At the end of the course, each student should be able to…
- S07: Optimiz. Use the first-derivative test and Lagrange multipliers to optimize a real-valued multivariable function.
S07: Optimization
- A continuous function of multiple domains restricted to
a closed and bounded domain attains a maximum and minimum value.
- If the function is differentiable, these values must occur either at interior critical points where \(\nabla f = \vect 0\) or on boundary points.
- So to optimize a function, find all the critical points in the interior, then find critical points on the boundary, and finally check any corner points. All of these points should be tested in the function, and the largest and smallest are the maximum and minimal values of the function.
- The method of Lagrange Multipliers provides another method of finding
where a function is optimized.
- If \(P_0\) optimizes the function \(f(P)\) restricted to the domain \(g(P)=k\), then the curves/surfaces \(f(P)=f(P_0)\) and \(g(P)=k\) must have parallel normal vectors.
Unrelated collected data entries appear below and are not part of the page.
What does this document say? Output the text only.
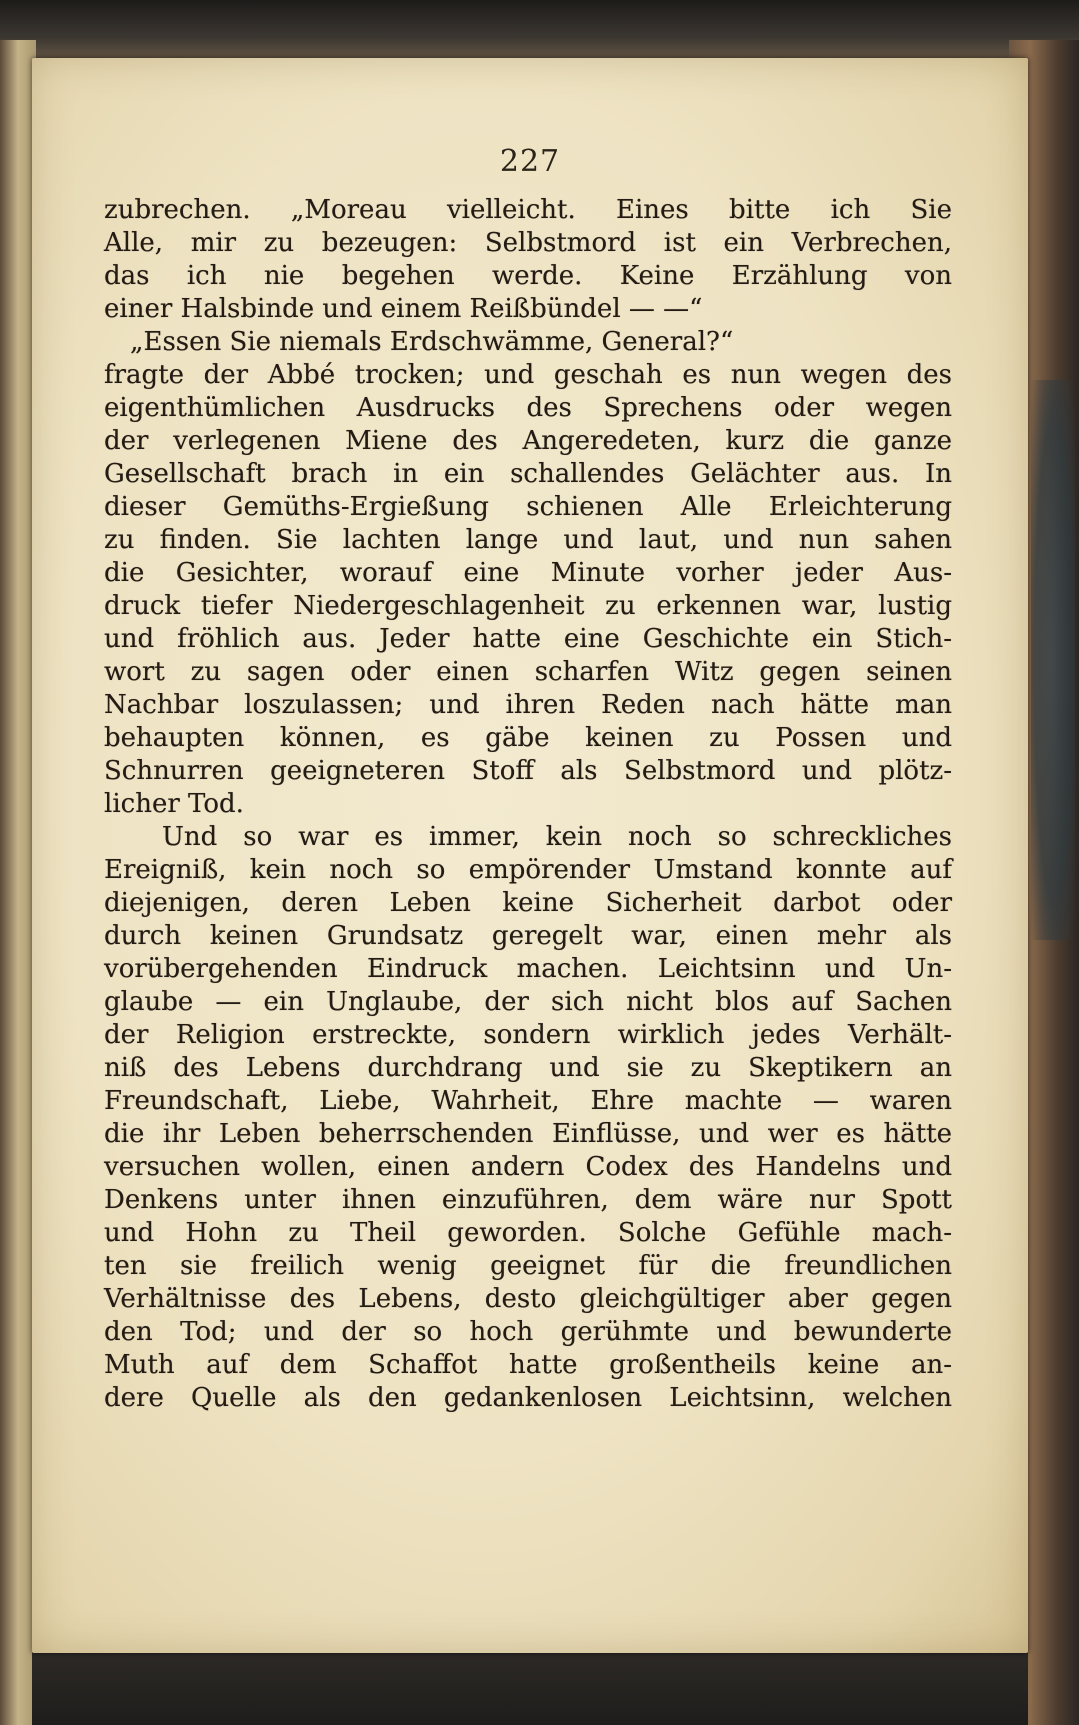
227
zubrechen. „Moreau vielleicht. Eines bitte ich Sie
Alle, mir zu bezeugen: Selbstmord ist ein Verbrechen,
das ich nie begehen werde. Keine Erzählung von
einer Halsbinde und einem Reißbündel — —“
„Essen Sie niemals Erdschwämme, General?“
fragte der Abbé trocken; und geschah es nun wegen des
eigenthümlichen Ausdrucks des Sprechens oder wegen
der verlegenen Miene des Angeredeten, kurz die ganze
Gesellschaft brach in ein schallendes Gelächter aus. In
dieser Gemüths-Ergießung schienen Alle Erleichterung
zu finden. Sie lachten lange und laut, und nun sahen
die Gesichter, worauf eine Minute vorher jeder Aus-
druck tiefer Niedergeschlagenheit zu erkennen war, lustig
und fröhlich aus. Jeder hatte eine Geschichte ein Stich-
wort zu sagen oder einen scharfen Witz gegen seinen
Nachbar loszulassen; und ihren Reden nach hätte man
behaupten können, es gäbe keinen zu Possen und
Schnurren geeigneteren Stoff als Selbstmord und plötz-
licher Tod.
Und so war es immer, kein noch so schreckliches
Ereigniß, kein noch so empörender Umstand konnte auf
diejenigen, deren Leben keine Sicherheit darbot oder
durch keinen Grundsatz geregelt war, einen mehr als
vorübergehenden Eindruck machen. Leichtsinn und Un-
glaube — ein Unglaube, der sich nicht blos auf Sachen
der Religion erstreckte, sondern wirklich jedes Verhält-
niß des Lebens durchdrang und sie zu Skeptikern an
Freundschaft, Liebe, Wahrheit, Ehre machte — waren
die ihr Leben beherrschenden Einflüsse, und wer es hätte
versuchen wollen, einen andern Codex des Handelns und
Denkens unter ihnen einzuführen, dem wäre nur Spott
und Hohn zu Theil geworden. Solche Gefühle mach-
ten sie freilich wenig geeignet für die freundlichen
Verhältnisse des Lebens, desto gleichgültiger aber gegen
den Tod; und der so hoch gerühmte und bewunderte
Muth auf dem Schaffot hatte großentheils keine an-
dere Quelle als den gedankenlosen Leichtsinn, welchen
In particular, \(\nabla f=\lambda\nabla g\) for some Lagrange multiplier \(\lambda\).
- Thus if \(f(P)\) may be optimized on the domain \(g(P)=k\), the optimizing point \(P_0\) may be found by solving the system of equations given by \(\nabla f=\lambda\nabla g\) and \(g(P)=k\).
Textbook References
- University Calculus: Early Transcendentals (3rd Ed)
- 13.7 (exercises 31-38)
- 13.8 (exercises 1-14, 17-28)